Dans un registre plus tragique, Sergei Loznitsa dépeint la brutalité du système soviétique avec Deux procureurs, film qui a contenté l’essentiel de la critique au point de faire, pour l’instant, figure de favori dans la course aux prix. L’histoire suit un jeune procureur qui, dans sa naïveté, tente de dénoncer la mauvaise gestion d’une prison, espérant que la vérité puisse renverser les injustices du régime. Loznitsa livre ici une réflexion acérée sur le totalitarisme et les sacrifices personnels au nom de la vérité.
De la perte et de la mort
Parmi les œuvres qui s’éloignent de cette thématique de la corruption, plusieurs films se distinguent par leur originalité et par l’émotion qui s’en dégage. Sound of Falling de la réalisatrice allemande Masha Schilinski, par exemple, s’étend sur quatre générations d’individus vivant sur un immense domaine en Allemagne du Nord. Le film tisse habilement des liens entre les époques, explorant les traumatismes et les répercussions familiales à travers des éléments visuels symboliques comme l’eau, les miroirs et des cadres photographiques.

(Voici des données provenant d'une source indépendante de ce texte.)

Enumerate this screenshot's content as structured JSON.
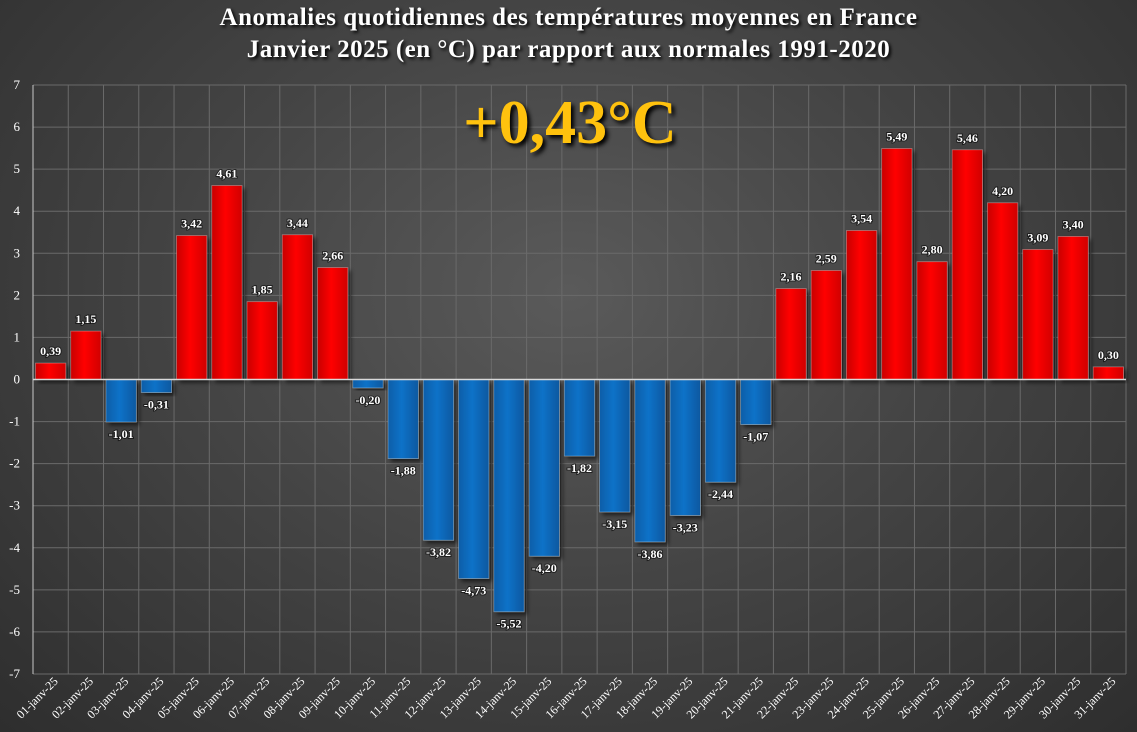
{
  "headline": "+0,43°C",
  "colors": {
    "positive": "#ff0000",
    "negative": "#0a72c8",
    "grid": "#6a6a6a",
    "axis": "#c8c8c8",
    "headline": "#ffc20e",
    "text": "#ffffff"
  },
  "chart_data": {
    "type": "bar",
    "title": "Anomalies quotidiennes des températures moyennes en France",
    "subtitle": "Janvier 2025 (en °C) par rapport aux normales 1991-2020",
    "xlabel": "",
    "ylabel": "",
    "ylim": [
      -7,
      7
    ],
    "yticks": [
      "-7",
      "-6",
      "-5",
      "-4",
      "-3",
      "-2",
      "-1",
      "0",
      "1",
      "2",
      "3",
      "4",
      "5",
      "6",
      "7"
    ],
    "grid": true,
    "categories": [
      "01-janv-25",
      "02-janv-25",
      "03-janv-25",
      "04-janv-25",
      "05-janv-25",
      "06-janv-25",
      "07-janv-25",
      "08-janv-25",
      "09-janv-25",
      "10-janv-25",
      "11-janv-25",
      "12-janv-25",
      "13-janv-25",
      "14-janv-25",
      "15-janv-25",
      "16-janv-25",
      "17-janv-25",
      "18-janv-25",
      "19-janv-25",
      "20-janv-25",
      "21-janv-25",
      "22-janv-25",
      "23-janv-25",
      "24-janv-25",
      "25-janv-25",
      "26-janv-25",
      "27-janv-25",
      "28-janv-25",
      "29-janv-25",
      "30-janv-25",
      "31-janv-25"
    ],
    "values": [
      0.39,
      1.15,
      -1.01,
      -0.31,
      3.42,
      4.61,
      1.85,
      3.44,
      2.66,
      -0.2,
      -1.88,
      -3.82,
      -4.73,
      -5.52,
      -4.2,
      -1.82,
      -3.15,
      -3.86,
      -3.23,
      -2.44,
      -1.07,
      2.16,
      2.59,
      3.54,
      5.49,
      2.8,
      5.46,
      4.2,
      3.09,
      3.4,
      0.3
    ],
    "labels": [
      "0,39",
      "1,15",
      "-1,01",
      "-0,31",
      "3,42",
      "4,61",
      "1,85",
      "3,44",
      "2,66",
      "-0,20",
      "-1,88",
      "-3,82",
      "-4,73",
      "-5,52",
      "-4,20",
      "-1,82",
      "-3,15",
      "-3,86",
      "-3,23",
      "-2,44",
      "-1,07",
      "2,16",
      "2,59",
      "3,54",
      "5,49",
      "2,80",
      "5,46",
      "4,20",
      "3,09",
      "3,40",
      "0,30"
    ]
  }
}
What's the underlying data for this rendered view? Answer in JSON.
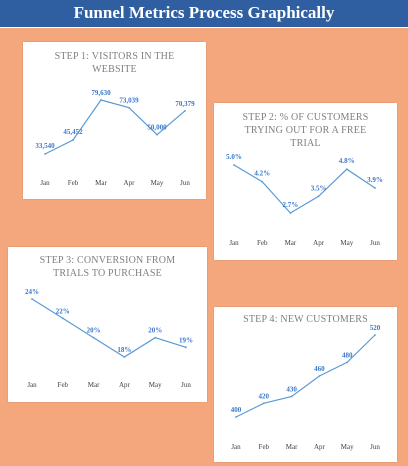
{
  "page": {
    "banner_title": "Funnel Metrics Process Graphically",
    "background_color": "#f4a77c",
    "banner_color": "#2f5fa1",
    "line_color": "#5b9bd5"
  },
  "chart_data": [
    {
      "type": "line",
      "title_lines": [
        "STEP 1: VISITORS IN THE",
        "WEBSITE"
      ],
      "categories": [
        "Jan",
        "Feb",
        "Mar",
        "Apr",
        "May",
        "Jun"
      ],
      "values": [
        33540,
        45452,
        79630,
        73039,
        50000,
        70379
      ],
      "value_labels": [
        "33,540",
        "45,452",
        "79,630",
        "73,039",
        "50,000",
        "70,379"
      ],
      "ylim": [
        0,
        90000
      ]
    },
    {
      "type": "line",
      "title_lines": [
        "STEP 2: % OF CUSTOMERS",
        "TRYING OUT FOR A FREE",
        "TRIAL"
      ],
      "categories": [
        "Jan",
        "Feb",
        "Mar",
        "Apr",
        "May",
        "Jun"
      ],
      "values": [
        5.0,
        4.2,
        2.7,
        3.5,
        4.8,
        3.9
      ],
      "value_labels": [
        "5.0%",
        "4.2%",
        "2.7%",
        "3.5%",
        "4.8%",
        "3.9%"
      ],
      "ylim": [
        0,
        6
      ]
    },
    {
      "type": "line",
      "title_lines": [
        "STEP 3: CONVERSION FROM",
        "TRIALS TO PURCHASE"
      ],
      "categories": [
        "Jan",
        "Feb",
        "Mar",
        "Apr",
        "May",
        "Jun"
      ],
      "values": [
        24,
        22,
        20,
        18,
        20,
        19
      ],
      "value_labels": [
        "24%",
        "22%",
        "20%",
        "18%",
        "20%",
        "19%"
      ],
      "ylim": [
        0,
        30
      ]
    },
    {
      "type": "line",
      "title_lines": [
        "STEP 4: NEW CUSTOMERS"
      ],
      "categories": [
        "Jan",
        "Feb",
        "Mar",
        "Apr",
        "May",
        "Jun"
      ],
      "values": [
        400,
        420,
        430,
        460,
        480,
        520
      ],
      "value_labels": [
        "400",
        "420",
        "430",
        "460",
        "480",
        "520"
      ],
      "ylim": [
        0,
        1000
      ]
    }
  ]
}
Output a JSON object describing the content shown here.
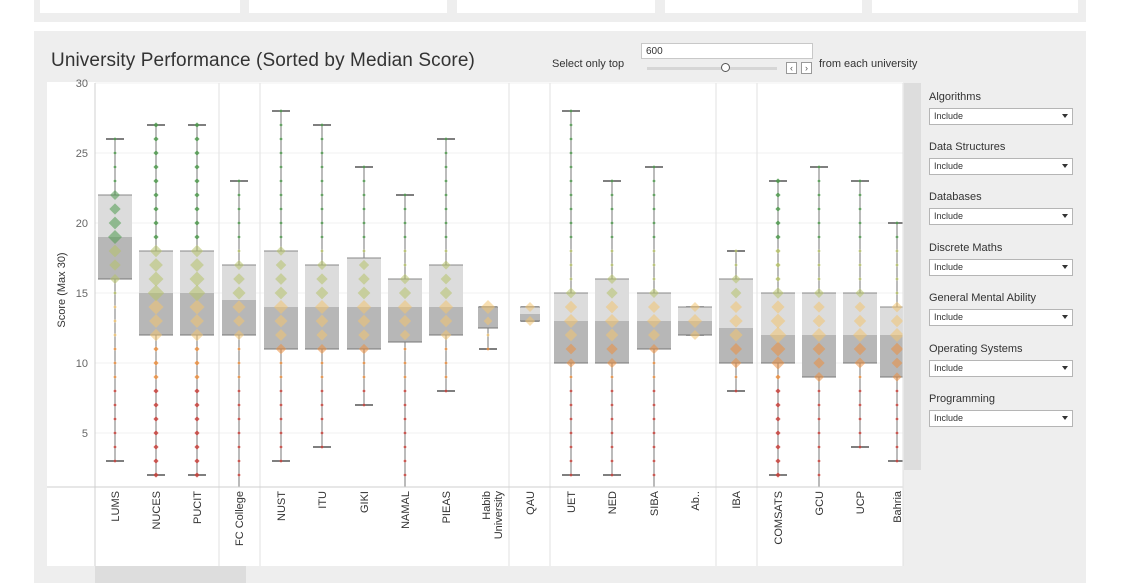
{
  "dashboard": {
    "title": "University Performance (Sorted by Median Score)",
    "select_label": "Select only top",
    "top_value": "600",
    "from_label": "from each university",
    "prev_icon": "chevron-left-icon",
    "next_icon": "chevron-right-icon"
  },
  "filters": [
    {
      "label": "Algorithms",
      "value": "Include"
    },
    {
      "label": "Data Structures",
      "value": "Include"
    },
    {
      "label": "Databases",
      "value": "Include"
    },
    {
      "label": "Discrete Maths",
      "value": "Include"
    },
    {
      "label": "General Mental Ability",
      "value": "Include"
    },
    {
      "label": "Operating Systems",
      "value": "Include"
    },
    {
      "label": "Programming",
      "value": "Include"
    }
  ],
  "chart_data": {
    "type": "boxplot",
    "title": "University Performance (Sorted by Median Score)",
    "ylabel": "Score (Max 30)",
    "ylim": [
      0,
      30
    ],
    "yticks": [
      5,
      10,
      15,
      20,
      25,
      30
    ],
    "grid": true,
    "groups": [
      [
        "LUMS",
        "NUCES",
        "PUCIT"
      ],
      [
        "FC College"
      ],
      [
        "NUST",
        "ITU",
        "GIKI",
        "NAMAL",
        "PIEAS",
        "Habib University"
      ],
      [
        "QAU"
      ],
      [
        "UET",
        "NED",
        "SIBA",
        "Ab.."
      ],
      [
        "IBA"
      ],
      [
        "COMSATS",
        "GCU",
        "UCP",
        "Bahria"
      ]
    ],
    "color_scale": {
      "high": "#4f9a4e",
      "upper_mid": "#b6c26a",
      "mid": "#f2c471",
      "lower_mid": "#ec8f3f",
      "low": "#c9413b"
    },
    "boxes": [
      {
        "name": "LUMS",
        "min": 3,
        "q1": 16,
        "median": 19,
        "q3": 22,
        "max": 26
      },
      {
        "name": "NUCES",
        "min": 2,
        "q1": 12,
        "median": 15,
        "q3": 18,
        "max": 27
      },
      {
        "name": "PUCIT",
        "min": 2,
        "q1": 12,
        "median": 15,
        "q3": 18,
        "max": 27
      },
      {
        "name": "FC College",
        "min": 0,
        "q1": 12,
        "median": 14.5,
        "q3": 17,
        "max": 23
      },
      {
        "name": "NUST",
        "min": 3,
        "q1": 11,
        "median": 14,
        "q3": 18,
        "max": 28
      },
      {
        "name": "ITU",
        "min": 4,
        "q1": 11,
        "median": 14,
        "q3": 17,
        "max": 27
      },
      {
        "name": "GIKI",
        "min": 7,
        "q1": 11,
        "median": 14,
        "q3": 17.5,
        "max": 24
      },
      {
        "name": "NAMAL",
        "min": 0,
        "q1": 11.5,
        "median": 14,
        "q3": 16,
        "max": 22
      },
      {
        "name": "PIEAS",
        "min": 8,
        "q1": 12,
        "median": 14,
        "q3": 17,
        "max": 26
      },
      {
        "name": "Habib University",
        "min": 11,
        "q1": 12.5,
        "median": 14,
        "q3": 14,
        "max": 14
      },
      {
        "name": "QAU",
        "min": 13,
        "q1": 13,
        "median": 13.5,
        "q3": 14,
        "max": 14
      },
      {
        "name": "UET",
        "min": 2,
        "q1": 10,
        "median": 13,
        "q3": 15,
        "max": 28
      },
      {
        "name": "NED",
        "min": 2,
        "q1": 10,
        "median": 13,
        "q3": 16,
        "max": 23
      },
      {
        "name": "SIBA",
        "min": 1,
        "q1": 11,
        "median": 13,
        "q3": 15,
        "max": 24
      },
      {
        "name": "Ab..",
        "min": 12,
        "q1": 12,
        "median": 13,
        "q3": 14,
        "max": 14
      },
      {
        "name": "IBA",
        "min": 8,
        "q1": 10,
        "median": 12.5,
        "q3": 16,
        "max": 18
      },
      {
        "name": "COMSATS",
        "min": 2,
        "q1": 10,
        "median": 12,
        "q3": 15,
        "max": 23
      },
      {
        "name": "GCU",
        "min": 1,
        "q1": 9,
        "median": 12,
        "q3": 15,
        "max": 24
      },
      {
        "name": "UCP",
        "min": 4,
        "q1": 10,
        "median": 12,
        "q3": 15,
        "max": 23
      },
      {
        "name": "Bahria",
        "min": 3,
        "q1": 9,
        "median": 12,
        "q3": 14,
        "max": 20
      }
    ]
  }
}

Visuellement captivant, Sîrat d’Oliver Laxe prend la forme d’un road movie (sans véritable route) où un père, interprété par Sergi Lopez, et son fils cadet Esteban traversent un désert montagneux au Maroc à la recherche d’une disparue, la fille de l’un qui est aussi la sœur de l’autre. Le film se distingue par sa capacité à capter la solitude et la désolation d’un voyage aussi physique que psychique, menant à une conclusion aussi poignante qu’inattendue dans une image finale qui lie le désespoir au déracinement.

Enfin, une découverte touchante, Renoir de la japonaise Hayakawa Chie. Le film raconte l’histoire de Fuki, une fillette de 11 ans, confrontée à la maladie de son père et à l’indifférence de sa mère. À travers son regard, le film nous plonge dans un univers où la frontière entre le rêve et la réalité, entre la vie et la mort, est floue. L’émotion de Fuki se reflète dans des paysages magnifiques, des scènes de peinture et dans ses relations avec les proches qui l’entourent.

Cette première semaine du Festival de Cannes, riche en films forts et en récits poignants, montre à quel point le cinéma reste un moyen puissant de questionner et de confronter les réalités sociales, politiques et humaines de notre époque. Les thèmes de la corruption, du pouvoir et de la rédemption se retrouvent au centre de nombreux films, mais c'est à travers les nuances et les choix stylistiques des réalisateurs que l’on trouve les véritables révélations de cette édition.